Sheahan received a PhD and MA in political theory from the Catholic University of America and a B.S. in political science from the Honors College at Oregon State University. From 2016-2018 he was a postdoctoral associate in the Department of Political Science at Duke University and from 2018-2019 he was Associate Director and Post-Doctoral Research Fellow at the Freedom Project, an academic institute at Wellesley College. Sheahan is a five-time recipient of the Humane Studies Fellowship from the Institute for Humane Studies, a 2014 recipient of the Richard M. Weaver Fellowship from the Intercollegiate Studies Institute (ISI), a 2015-2016 recipient of a dissertation research fellowship from the Catholic University of America, and a 2018 recipient of the Leonard Liggio Memorial Fellowship.
William S. Smith
Center for the Study of Statesmanship
William S. Smith is Research Fellow and Managing Director of the Center for the Study of Statesmanship at the Catholic University of America (CUA). He earned his PhD with distinction at CUA and a bachelor’s in history from Georgetown University. His dissertation explored war and peace in democratic societies by applying critiques of Romanticism offered by Irving Babbitt, the esteemed Harvard scholar. Mr. Smith’s thesis links Babbitt’s concept of democratic imperialism to certain theorists of democracy, particularly Jean-Jacques Rousseau, and makes historical and contemporary applications.

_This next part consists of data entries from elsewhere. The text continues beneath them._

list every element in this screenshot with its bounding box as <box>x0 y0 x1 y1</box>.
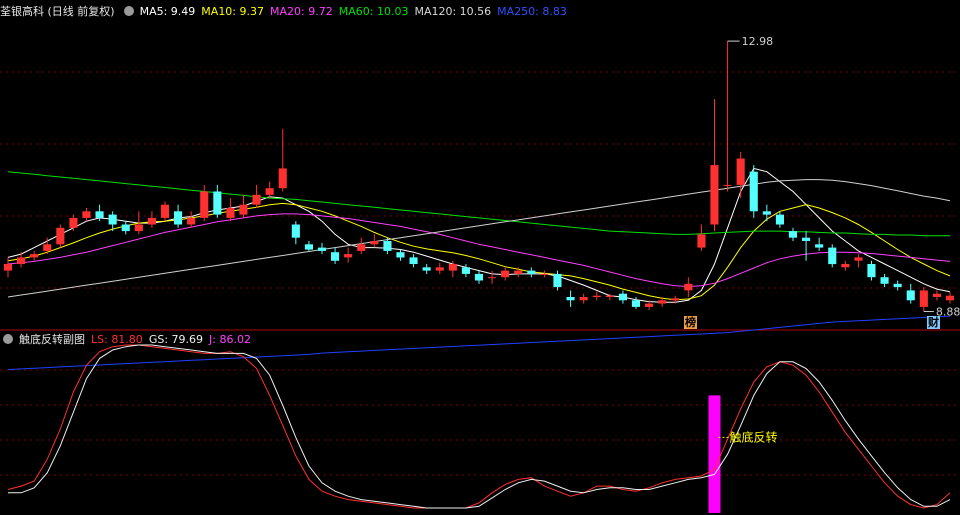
candle <box>697 224 706 251</box>
candle <box>932 290 941 301</box>
candle <box>160 201 169 222</box>
candle <box>527 267 536 278</box>
candle <box>854 254 863 268</box>
candle <box>121 221 130 235</box>
moving-average-lines <box>7 167 951 371</box>
event-tag-bang[interactable]: 榜 <box>684 316 697 329</box>
candle <box>723 41 732 192</box>
candle <box>762 204 771 222</box>
candle <box>187 211 196 228</box>
candle <box>841 260 850 271</box>
candle <box>592 291 601 301</box>
indicator-lines <box>7 344 951 513</box>
candle <box>278 128 287 192</box>
annotations: 12.988.88触底反转 <box>718 35 960 444</box>
grid-lines <box>0 71 960 476</box>
candle <box>710 99 719 232</box>
candle <box>357 237 366 255</box>
signal-label: 触底反转 <box>730 429 778 444</box>
candle <box>775 211 784 228</box>
candle <box>344 247 353 263</box>
event-tag-cai[interactable]: 财 <box>927 316 940 329</box>
candle <box>906 283 915 304</box>
candle <box>802 231 811 261</box>
candle <box>618 290 627 304</box>
candle <box>174 204 183 228</box>
chart-canvas[interactable]: 12.988.88触底反转 <box>0 0 960 515</box>
candle <box>893 280 902 291</box>
candle <box>461 264 470 278</box>
candle <box>239 194 248 218</box>
candle <box>435 262 444 274</box>
candle <box>815 237 824 251</box>
candle <box>82 207 91 222</box>
candle <box>684 277 693 298</box>
candle <box>474 270 483 284</box>
candle <box>919 287 928 312</box>
candle <box>579 293 588 304</box>
candle <box>867 260 876 281</box>
candle <box>30 250 39 261</box>
candle <box>409 254 418 268</box>
candle <box>828 244 837 268</box>
candle <box>945 291 954 304</box>
candle <box>147 211 156 228</box>
candle <box>749 165 758 218</box>
candle <box>69 214 78 232</box>
ma-line-ma250 <box>7 315 951 371</box>
series-line-ls <box>7 344 951 509</box>
candle <box>488 270 497 284</box>
candle <box>396 249 405 261</box>
candle <box>200 184 209 222</box>
signal-bar <box>708 395 721 513</box>
candle <box>566 290 575 307</box>
candle <box>265 181 274 199</box>
candle <box>553 270 562 291</box>
candle <box>291 221 300 245</box>
candle <box>422 264 431 274</box>
candle <box>252 184 261 208</box>
candle <box>880 273 889 288</box>
candle <box>331 247 340 265</box>
candle <box>736 151 745 199</box>
candle <box>304 240 313 251</box>
series-line-gs <box>8 344 951 509</box>
candle <box>226 198 235 222</box>
candle <box>788 227 797 241</box>
candle <box>317 242 326 255</box>
high-price-label: 12.98 <box>742 35 774 48</box>
candlestick-series <box>3 41 954 312</box>
candle <box>540 270 549 278</box>
candle <box>501 267 510 281</box>
candle <box>213 184 222 218</box>
candle <box>56 224 65 248</box>
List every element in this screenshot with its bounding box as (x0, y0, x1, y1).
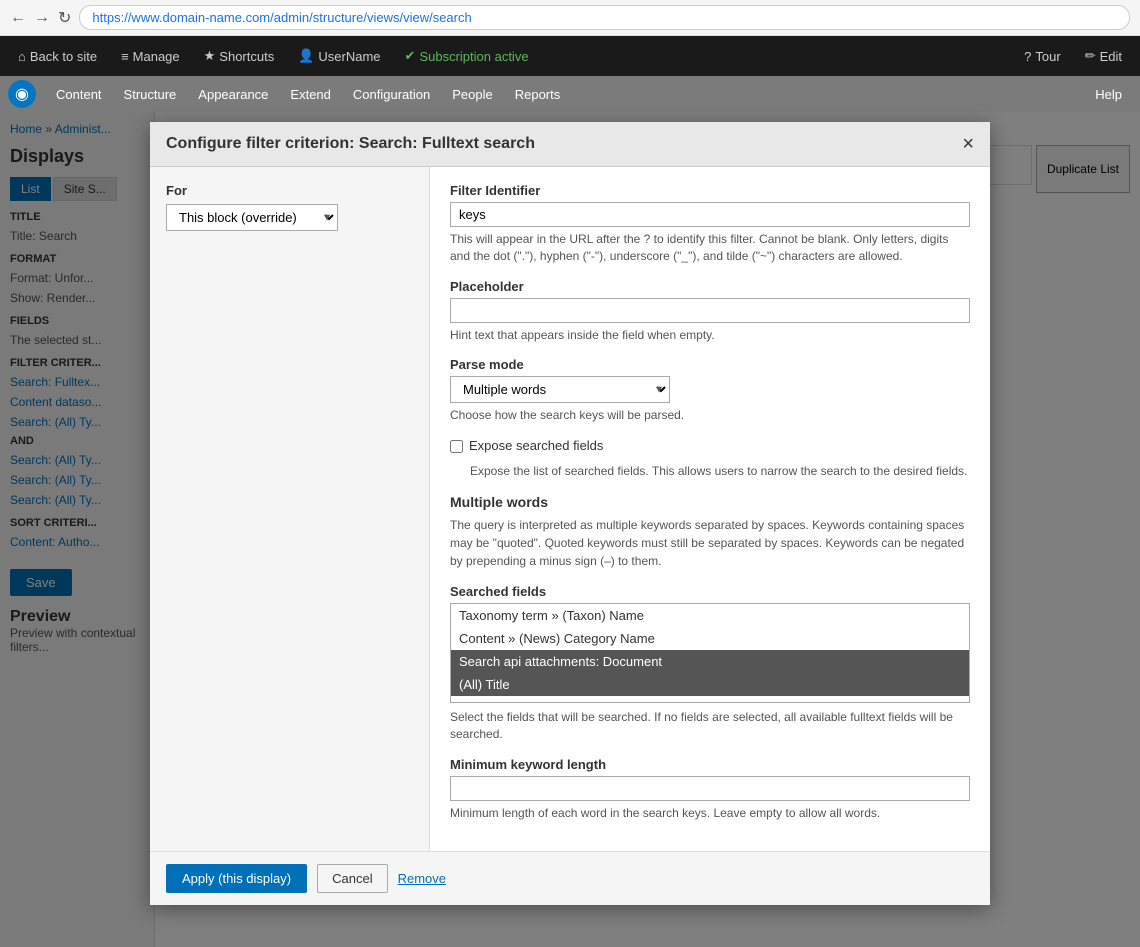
menu-people[interactable]: People (442, 76, 502, 112)
placeholder-hint: Hint text that appears inside the field … (450, 327, 970, 344)
modal-right-inner: Filter Identifier This will appear in th… (430, 167, 990, 851)
searched-fields-listbox-wrapper: Taxonomy term » (Taxon) Name Content » (… (450, 603, 970, 703)
url-path: /admin/structure/views/view/search (270, 10, 472, 25)
multiple-words-text: The query is interpreted as multiple key… (450, 516, 970, 570)
modal-footer: Apply (this display) Cancel Remove (150, 851, 990, 905)
cancel-button[interactable]: Cancel (317, 864, 387, 893)
for-select-wrapper: This block (override) (166, 204, 338, 231)
for-select[interactable]: This block (override) (166, 204, 338, 231)
menu-people-label: People (452, 87, 492, 102)
manage-icon: ≡ (121, 49, 129, 64)
min-keyword-hint: Minimum length of each word in the searc… (450, 805, 970, 822)
searched-fields-listbox[interactable]: Taxonomy term » (Taxon) Name Content » (… (451, 604, 969, 702)
back-to-site[interactable]: ⌂ Back to site (8, 36, 107, 76)
drupal-menu: ◉ Content Structure Appearance Extend Co… (0, 76, 1140, 112)
placeholder-input[interactable] (450, 298, 970, 323)
for-label: For (166, 183, 413, 198)
browser-bar: ← → ↻ https://www.domain-name.com/admin/… (0, 0, 1140, 36)
filter-identifier-group: Filter Identifier This will appear in th… (450, 183, 970, 265)
subscription-label: Subscription active (419, 49, 528, 64)
placeholder-label: Placeholder (450, 279, 970, 294)
multiple-words-title: Multiple words (450, 494, 970, 510)
list-item[interactable]: (All) Title (451, 673, 969, 696)
menu-reports-label: Reports (515, 87, 561, 102)
edit-label: Edit (1100, 49, 1122, 64)
username-item[interactable]: 👤 UserName (288, 36, 390, 76)
menu-extend-label: Extend (290, 87, 330, 102)
min-keyword-label: Minimum keyword length (450, 757, 970, 772)
user-icon: 👤 (298, 48, 314, 64)
expose-checkbox-label: Expose searched fields (469, 438, 603, 453)
expose-checkbox-row: Expose searched fields (450, 438, 970, 457)
shortcuts-item[interactable]: ★ Shortcuts (194, 36, 285, 76)
parse-mode-hint: Choose how the search keys will be parse… (450, 407, 970, 424)
menu-reports[interactable]: Reports (505, 76, 571, 112)
url-prefix: https://www.domain-name.com (92, 10, 270, 25)
menu-content-label: Content (56, 87, 102, 102)
filter-identifier-hint: This will appear in the URL after the ? … (450, 231, 970, 265)
modal: Configure filter criterion: Search: Full… (150, 122, 990, 905)
manage-item[interactable]: ≡ Manage (111, 36, 190, 76)
menu-content[interactable]: Content (46, 76, 112, 112)
modal-overlay: Configure filter criterion: Search: Full… (0, 112, 1140, 947)
min-keyword-input[interactable] (450, 776, 970, 801)
parse-mode-group: Parse mode Multiple words Direct input S… (450, 357, 970, 424)
menu-appearance-label: Appearance (198, 87, 268, 102)
manage-label: Manage (133, 49, 180, 64)
expose-hint: Expose the list of searched fields. This… (470, 463, 970, 480)
shortcuts-label: Shortcuts (219, 49, 274, 64)
browser-back-btn[interactable]: ← (10, 9, 26, 27)
remove-link[interactable]: Remove (398, 871, 446, 886)
browser-forward-btn[interactable]: → (34, 9, 50, 27)
menu-help-label: Help (1095, 87, 1122, 102)
min-keyword-group: Minimum keyword length Minimum length of… (450, 757, 970, 822)
list-item[interactable]: Content » (News) Category Name (451, 627, 969, 650)
modal-left-pane: For This block (override) (150, 167, 430, 851)
back-to-site-label: Back to site (30, 49, 97, 64)
menu-extend[interactable]: Extend (280, 76, 340, 112)
multiple-words-section: Multiple words The query is interpreted … (450, 494, 970, 570)
home-icon: ⌂ (18, 49, 26, 64)
star-icon: ★ (204, 48, 216, 64)
menu-configuration-label: Configuration (353, 87, 430, 102)
menu-structure-label: Structure (124, 87, 177, 102)
menu-configuration[interactable]: Configuration (343, 76, 440, 112)
modal-title: Configure filter criterion: Search: Full… (166, 135, 535, 153)
searched-fields-hint: Select the fields that will be searched.… (450, 709, 970, 743)
searched-fields-group: Searched fields Taxonomy term » (Taxon) … (450, 584, 970, 743)
menu-help[interactable]: Help (1085, 76, 1132, 112)
apply-button[interactable]: Apply (this display) (166, 864, 307, 893)
main-content: Home » Administ... Displays List Site S.… (0, 112, 1140, 947)
searched-fields-label: Searched fields (450, 584, 970, 599)
check-icon: ✔ (405, 48, 416, 64)
admin-bar: ⌂ Back to site ≡ Manage ★ Shortcuts 👤 Us… (0, 36, 1140, 76)
username-label: UserName (318, 49, 380, 64)
browser-refresh-btn[interactable]: ↻ (58, 8, 71, 28)
edit-item[interactable]: ✏ Edit (1075, 36, 1132, 76)
modal-close-button[interactable]: × (962, 134, 974, 154)
modal-right-pane[interactable]: Filter Identifier This will appear in th… (430, 167, 990, 851)
tour-label: Tour (1035, 49, 1060, 64)
filter-identifier-input[interactable] (450, 202, 970, 227)
expose-fields-group: Expose searched fields Expose the list o… (450, 438, 970, 480)
list-item[interactable]: Taxonomy term » (Taxon) Name (451, 604, 969, 627)
parse-mode-label: Parse mode (450, 357, 970, 372)
placeholder-group: Placeholder Hint text that appears insid… (450, 279, 970, 344)
pencil-icon: ✏ (1085, 48, 1096, 64)
subscription-item: ✔ Subscription active (395, 36, 539, 76)
modal-body: For This block (override) Filter Identif… (150, 167, 990, 851)
question-icon: ? (1024, 49, 1031, 64)
browser-url-bar[interactable]: https://www.domain-name.com/admin/struct… (79, 5, 1130, 30)
menu-appearance[interactable]: Appearance (188, 76, 278, 112)
menu-structure[interactable]: Structure (114, 76, 187, 112)
expose-checkbox[interactable] (450, 440, 463, 453)
list-item[interactable]: Search api attachments: Document (451, 650, 969, 673)
parse-mode-select[interactable]: Multiple words Direct input Single phras… (450, 376, 670, 403)
parse-mode-select-wrapper: Multiple words Direct input Single phras… (450, 376, 670, 403)
filter-identifier-label: Filter Identifier (450, 183, 970, 198)
modal-header: Configure filter criterion: Search: Full… (150, 122, 990, 167)
tour-item[interactable]: ? Tour (1014, 36, 1071, 76)
drupal-logo: ◉ (8, 80, 36, 108)
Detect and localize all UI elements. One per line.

Mr. Smith also has 25 years of experience in government and in corporate roles. His career has included senior staff positions for the Republican House leadership on Capitol Hill, the White House Office of National Drug Control Policy, and in the Governor’s office in Massachusetts. He then spent ten years at Pfizer Inc as Vice President of Public Affairs and Policy where he was responsible for Pfizer’s corporate strategies for the U.S. policy environment. He later served as a consultant to major pharmaceutical, biotechnology and medical device companies.
C.R. Wiley
Presbyterian Church of Manchester
Rev. C.R. Wiley is Senior Pastor at the Presbyterian Church of Manchester (Manchester, CT). He has written for Touchstone Magazine, Modern Reformation, Sacred Architecture, The Imaginative Conservative, Front Porch Republic, National Review Online, and First Things, among others. His most recent book is, The Household and the War for the Cosmos published by Canon Press (2019). His short fiction has appeared in The Mythic Circle (published by the Mythopoeic Society) and elsewhere, and the first book in his young adult fantasy series, The Purloined Boy was published by Canonball Books (2017).